On Mittwoch, 30. September 2009, Alex Balashov wrote:
Do you use allow_trusted in caching mode, or does it query the db for every invocation? If the latter, i'd take a closer look to the failure handling logic in the function, perhaps it lets some variables staying in a unclean state after a failure.
Non-caching mode, and by design. The list changes with some frequency.
I understood from the backtrace that the crash was *in* the function mysql_real_escape_string(), but I did not necessarily assume that means the problem is with the implementation of that function in the sense of a "bug."
Hi Alex,
yes, perhaps i expressed myself a bit unclear.
Perhaps the function should do a better job of validating all input it receives, yes, but the fundamental problem may be with the way that it's being invoked by the caller under that particular set of circumstances.

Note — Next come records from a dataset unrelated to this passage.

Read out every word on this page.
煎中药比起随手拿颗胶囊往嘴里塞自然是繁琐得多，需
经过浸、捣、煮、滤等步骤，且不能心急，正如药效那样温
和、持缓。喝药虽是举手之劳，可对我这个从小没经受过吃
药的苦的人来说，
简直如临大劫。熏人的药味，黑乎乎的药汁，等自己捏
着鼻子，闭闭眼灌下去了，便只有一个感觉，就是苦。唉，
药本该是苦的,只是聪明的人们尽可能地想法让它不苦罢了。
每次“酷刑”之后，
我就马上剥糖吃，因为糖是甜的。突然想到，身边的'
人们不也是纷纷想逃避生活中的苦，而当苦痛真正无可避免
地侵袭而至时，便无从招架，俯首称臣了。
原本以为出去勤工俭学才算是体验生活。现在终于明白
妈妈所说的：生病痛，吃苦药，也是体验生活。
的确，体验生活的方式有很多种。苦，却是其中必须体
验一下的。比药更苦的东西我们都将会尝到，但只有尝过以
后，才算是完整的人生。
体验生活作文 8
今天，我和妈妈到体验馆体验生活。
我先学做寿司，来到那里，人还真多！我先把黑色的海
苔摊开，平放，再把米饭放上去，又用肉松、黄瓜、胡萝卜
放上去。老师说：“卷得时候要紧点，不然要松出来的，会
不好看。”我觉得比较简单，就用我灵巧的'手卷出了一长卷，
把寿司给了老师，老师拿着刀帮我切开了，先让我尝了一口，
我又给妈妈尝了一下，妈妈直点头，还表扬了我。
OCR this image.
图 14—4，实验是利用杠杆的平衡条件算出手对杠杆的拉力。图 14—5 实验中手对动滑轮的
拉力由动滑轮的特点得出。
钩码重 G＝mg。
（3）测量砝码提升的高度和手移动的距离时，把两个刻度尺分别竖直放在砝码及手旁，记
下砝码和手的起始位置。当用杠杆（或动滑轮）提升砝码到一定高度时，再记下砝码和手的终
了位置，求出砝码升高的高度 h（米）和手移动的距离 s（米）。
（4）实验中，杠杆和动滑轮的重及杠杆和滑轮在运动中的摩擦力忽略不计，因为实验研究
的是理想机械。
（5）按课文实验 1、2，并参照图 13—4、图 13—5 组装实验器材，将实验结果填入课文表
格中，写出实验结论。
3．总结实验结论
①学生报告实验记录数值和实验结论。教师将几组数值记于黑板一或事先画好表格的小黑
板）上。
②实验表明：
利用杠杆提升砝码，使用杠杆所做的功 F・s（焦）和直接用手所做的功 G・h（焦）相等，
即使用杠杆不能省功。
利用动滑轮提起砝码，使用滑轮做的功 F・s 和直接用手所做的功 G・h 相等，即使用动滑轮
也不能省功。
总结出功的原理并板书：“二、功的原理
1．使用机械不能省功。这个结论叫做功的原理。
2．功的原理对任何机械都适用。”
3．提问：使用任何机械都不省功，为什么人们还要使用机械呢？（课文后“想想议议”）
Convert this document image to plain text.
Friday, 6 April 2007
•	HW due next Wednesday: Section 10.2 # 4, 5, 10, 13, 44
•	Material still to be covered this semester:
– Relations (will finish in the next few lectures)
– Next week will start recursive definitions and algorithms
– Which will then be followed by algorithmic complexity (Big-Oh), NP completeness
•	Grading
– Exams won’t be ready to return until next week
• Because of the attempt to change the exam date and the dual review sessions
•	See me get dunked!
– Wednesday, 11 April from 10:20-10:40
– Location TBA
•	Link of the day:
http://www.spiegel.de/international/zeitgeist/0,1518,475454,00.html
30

That's assuming the problem has to do with invalid parameters to the function at all, and not some indirect cause.
This is also my opinion.
I have tried very hard to recreate this problem with a few other modules that utilise the database and also call standard libmysqlclient functions (including mysql_real_escape_string(), I would imagine) such as avpops, and I cannot get it to crash. My only conclusion is that there has got to be something that the implementation of allow_trusted() is doing that is a little bit ... special.
I also suspect this, as i don't get this behaviour so far in similar test/ production scenarios.